Rental prices in NZ’s largest city continue to escalate, with lower income households hit the hardest. Chris McDowall, who built the stunning Spinoff Unitary Plan maps, has visualised the change – accounting for inflation.
Last week the Ministry of Social Development released the annual Household Incomes Report. Two sentences in the summary immediately stood out.
Housing costs now take a much greater proportion of household income especially for low-income households. For all “working age” (under 65) households they are up from 14% in the late 1980s to 20% in 2015. For the bottom quintile, they are up from 29% to 54%.
Put another way, the 20% of New Zealand households with the lowest incomes are spending over half their earnings on housing. This extraordinary statistic got me wondering how the cost of renting in Auckland has changed over the last couple of decades. So I went hunting for data.

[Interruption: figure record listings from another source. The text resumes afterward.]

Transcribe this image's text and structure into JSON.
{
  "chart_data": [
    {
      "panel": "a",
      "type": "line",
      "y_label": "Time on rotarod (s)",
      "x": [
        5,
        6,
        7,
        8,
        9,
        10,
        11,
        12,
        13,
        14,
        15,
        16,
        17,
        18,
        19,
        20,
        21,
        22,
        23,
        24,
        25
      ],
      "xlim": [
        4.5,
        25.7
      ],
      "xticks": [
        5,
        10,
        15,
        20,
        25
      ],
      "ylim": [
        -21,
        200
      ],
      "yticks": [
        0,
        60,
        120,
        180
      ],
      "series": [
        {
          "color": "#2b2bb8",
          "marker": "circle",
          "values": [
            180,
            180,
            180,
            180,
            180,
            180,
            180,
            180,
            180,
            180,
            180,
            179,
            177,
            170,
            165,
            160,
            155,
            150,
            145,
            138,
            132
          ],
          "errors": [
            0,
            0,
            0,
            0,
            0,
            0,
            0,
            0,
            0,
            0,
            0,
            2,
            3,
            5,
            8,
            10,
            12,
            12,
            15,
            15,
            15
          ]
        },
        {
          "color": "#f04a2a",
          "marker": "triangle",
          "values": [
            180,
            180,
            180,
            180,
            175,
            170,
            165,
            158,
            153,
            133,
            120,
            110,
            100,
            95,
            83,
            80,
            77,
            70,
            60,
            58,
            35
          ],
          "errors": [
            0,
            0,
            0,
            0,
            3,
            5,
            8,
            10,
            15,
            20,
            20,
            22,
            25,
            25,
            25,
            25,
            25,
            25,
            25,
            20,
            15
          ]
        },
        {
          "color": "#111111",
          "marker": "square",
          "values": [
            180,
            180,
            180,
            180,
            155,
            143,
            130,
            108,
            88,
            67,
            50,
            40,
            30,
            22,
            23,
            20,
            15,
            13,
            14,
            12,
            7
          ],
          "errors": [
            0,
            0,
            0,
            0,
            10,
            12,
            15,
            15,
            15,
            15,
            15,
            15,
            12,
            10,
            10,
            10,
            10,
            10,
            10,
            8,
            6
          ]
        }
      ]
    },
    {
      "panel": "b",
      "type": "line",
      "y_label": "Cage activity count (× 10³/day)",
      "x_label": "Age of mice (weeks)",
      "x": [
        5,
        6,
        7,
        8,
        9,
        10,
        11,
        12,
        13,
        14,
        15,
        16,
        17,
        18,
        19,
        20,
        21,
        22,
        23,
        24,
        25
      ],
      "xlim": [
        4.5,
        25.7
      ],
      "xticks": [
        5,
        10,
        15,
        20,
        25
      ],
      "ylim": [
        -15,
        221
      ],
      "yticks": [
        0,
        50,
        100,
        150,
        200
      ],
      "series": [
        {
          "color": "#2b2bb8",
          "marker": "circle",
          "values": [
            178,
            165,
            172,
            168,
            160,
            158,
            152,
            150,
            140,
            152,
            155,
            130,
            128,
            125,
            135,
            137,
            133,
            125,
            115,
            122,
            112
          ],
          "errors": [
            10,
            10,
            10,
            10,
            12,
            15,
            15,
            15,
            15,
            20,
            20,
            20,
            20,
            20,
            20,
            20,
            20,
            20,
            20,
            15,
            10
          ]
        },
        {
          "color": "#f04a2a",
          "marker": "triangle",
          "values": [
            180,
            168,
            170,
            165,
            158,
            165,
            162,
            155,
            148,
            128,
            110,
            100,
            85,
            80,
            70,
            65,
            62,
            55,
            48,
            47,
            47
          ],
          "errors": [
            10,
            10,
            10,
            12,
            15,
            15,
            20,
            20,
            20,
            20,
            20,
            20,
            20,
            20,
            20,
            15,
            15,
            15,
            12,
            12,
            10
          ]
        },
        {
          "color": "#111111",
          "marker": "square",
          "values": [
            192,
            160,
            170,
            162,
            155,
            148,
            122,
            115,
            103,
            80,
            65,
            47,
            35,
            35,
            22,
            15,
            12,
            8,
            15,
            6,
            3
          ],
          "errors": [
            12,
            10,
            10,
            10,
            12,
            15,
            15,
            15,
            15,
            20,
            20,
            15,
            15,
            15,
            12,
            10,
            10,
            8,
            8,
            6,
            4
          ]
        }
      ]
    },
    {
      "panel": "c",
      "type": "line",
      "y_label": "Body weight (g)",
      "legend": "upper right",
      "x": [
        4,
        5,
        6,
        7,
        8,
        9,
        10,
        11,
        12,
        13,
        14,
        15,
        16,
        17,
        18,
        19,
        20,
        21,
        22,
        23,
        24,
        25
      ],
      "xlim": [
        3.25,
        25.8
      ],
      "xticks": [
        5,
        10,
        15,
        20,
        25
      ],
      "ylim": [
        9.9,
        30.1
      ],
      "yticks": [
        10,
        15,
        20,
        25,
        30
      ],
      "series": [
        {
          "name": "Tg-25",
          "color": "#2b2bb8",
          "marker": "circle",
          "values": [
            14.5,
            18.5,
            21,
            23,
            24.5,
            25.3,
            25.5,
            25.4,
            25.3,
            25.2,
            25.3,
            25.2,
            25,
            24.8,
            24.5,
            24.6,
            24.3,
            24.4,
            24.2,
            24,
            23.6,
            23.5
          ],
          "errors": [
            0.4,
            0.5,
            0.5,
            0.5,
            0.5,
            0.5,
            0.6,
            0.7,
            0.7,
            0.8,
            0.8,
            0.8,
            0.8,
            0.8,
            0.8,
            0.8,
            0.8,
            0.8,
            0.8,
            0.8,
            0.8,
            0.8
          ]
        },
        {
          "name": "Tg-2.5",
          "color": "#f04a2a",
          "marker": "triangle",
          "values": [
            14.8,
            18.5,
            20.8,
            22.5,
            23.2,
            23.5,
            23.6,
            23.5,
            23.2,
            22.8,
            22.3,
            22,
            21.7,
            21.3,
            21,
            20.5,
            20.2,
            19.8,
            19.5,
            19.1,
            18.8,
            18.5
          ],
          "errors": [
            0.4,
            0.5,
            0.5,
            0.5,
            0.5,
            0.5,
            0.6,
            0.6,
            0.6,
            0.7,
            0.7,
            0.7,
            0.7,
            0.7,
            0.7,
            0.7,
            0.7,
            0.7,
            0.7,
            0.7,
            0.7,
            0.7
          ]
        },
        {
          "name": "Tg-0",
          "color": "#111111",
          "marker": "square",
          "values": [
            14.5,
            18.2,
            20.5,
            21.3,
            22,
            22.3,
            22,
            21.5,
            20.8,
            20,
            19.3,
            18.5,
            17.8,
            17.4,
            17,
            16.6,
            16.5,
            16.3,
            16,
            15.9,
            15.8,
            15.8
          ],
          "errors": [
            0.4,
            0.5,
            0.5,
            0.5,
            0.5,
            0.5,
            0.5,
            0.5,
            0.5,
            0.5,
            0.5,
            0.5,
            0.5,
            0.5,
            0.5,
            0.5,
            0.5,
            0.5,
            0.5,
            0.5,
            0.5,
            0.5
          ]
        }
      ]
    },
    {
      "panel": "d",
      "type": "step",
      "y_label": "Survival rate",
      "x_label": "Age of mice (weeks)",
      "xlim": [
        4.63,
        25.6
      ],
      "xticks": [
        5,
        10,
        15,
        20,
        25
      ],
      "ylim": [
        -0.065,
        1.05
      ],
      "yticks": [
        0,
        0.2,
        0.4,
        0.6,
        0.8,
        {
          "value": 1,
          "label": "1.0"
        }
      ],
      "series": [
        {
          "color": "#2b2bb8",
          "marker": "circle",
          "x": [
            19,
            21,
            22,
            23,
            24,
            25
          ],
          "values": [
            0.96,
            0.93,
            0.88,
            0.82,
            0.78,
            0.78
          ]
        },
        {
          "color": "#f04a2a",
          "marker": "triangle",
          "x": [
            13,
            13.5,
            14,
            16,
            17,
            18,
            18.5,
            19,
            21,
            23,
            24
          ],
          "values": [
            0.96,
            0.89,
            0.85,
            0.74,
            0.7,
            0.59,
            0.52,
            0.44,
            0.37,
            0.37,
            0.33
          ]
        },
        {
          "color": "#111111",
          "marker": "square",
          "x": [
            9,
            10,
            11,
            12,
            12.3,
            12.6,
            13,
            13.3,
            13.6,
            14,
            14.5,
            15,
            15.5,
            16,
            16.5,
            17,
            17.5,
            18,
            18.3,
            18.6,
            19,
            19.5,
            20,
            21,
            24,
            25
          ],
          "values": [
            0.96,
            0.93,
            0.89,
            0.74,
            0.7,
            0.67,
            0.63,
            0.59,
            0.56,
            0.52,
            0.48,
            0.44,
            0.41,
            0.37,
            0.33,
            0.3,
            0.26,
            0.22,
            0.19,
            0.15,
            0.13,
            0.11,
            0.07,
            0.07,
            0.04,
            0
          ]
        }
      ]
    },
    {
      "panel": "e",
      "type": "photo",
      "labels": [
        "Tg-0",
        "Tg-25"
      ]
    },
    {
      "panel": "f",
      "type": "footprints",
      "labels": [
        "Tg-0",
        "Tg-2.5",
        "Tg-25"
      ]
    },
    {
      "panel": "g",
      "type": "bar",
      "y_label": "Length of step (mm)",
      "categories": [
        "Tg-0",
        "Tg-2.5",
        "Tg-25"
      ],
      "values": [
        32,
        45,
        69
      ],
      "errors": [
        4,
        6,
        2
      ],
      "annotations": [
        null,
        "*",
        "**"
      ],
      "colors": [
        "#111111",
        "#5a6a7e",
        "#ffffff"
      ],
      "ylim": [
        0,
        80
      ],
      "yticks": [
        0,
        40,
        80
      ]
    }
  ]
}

The Ministry of Business, Innovation and Employment (MBIE) publishes quarterly bond data at the level of StatisticsNZ area units going back to 1993. The tenancy bond database records all new rental bonds lodged by private sector landlords with the Ministry each month.
The following animation uses this dataset to map the mean rental price of Auckland houses (ie not apartments) since 1993. To enable comparison across the years, I converted the value for each quarter into June 2016 dollars according to the Consumer Price Index. I also applied a one year rolling average to smooth out occasional erratic blips in the dataset.
The map has been looping in my browser for the last 30 minutes. I keep watching the over $700 group slowly inkblot out from Herne Bay and Orakei Basin to swallow half the isthmus. It’s worth noting that $700 is a threshold, not a limit. In June 2016, the average weekly house rental in Herne Bay was $1,039 a week and $1,057 in Waitaramoa (where Remuera meets Hobson Bay).
There are many fascinating stories in this animation, but the broad message is a familiar one. It is considerably more expensive to rent a house in Auckland in 2016 than at any point in the last 23 years.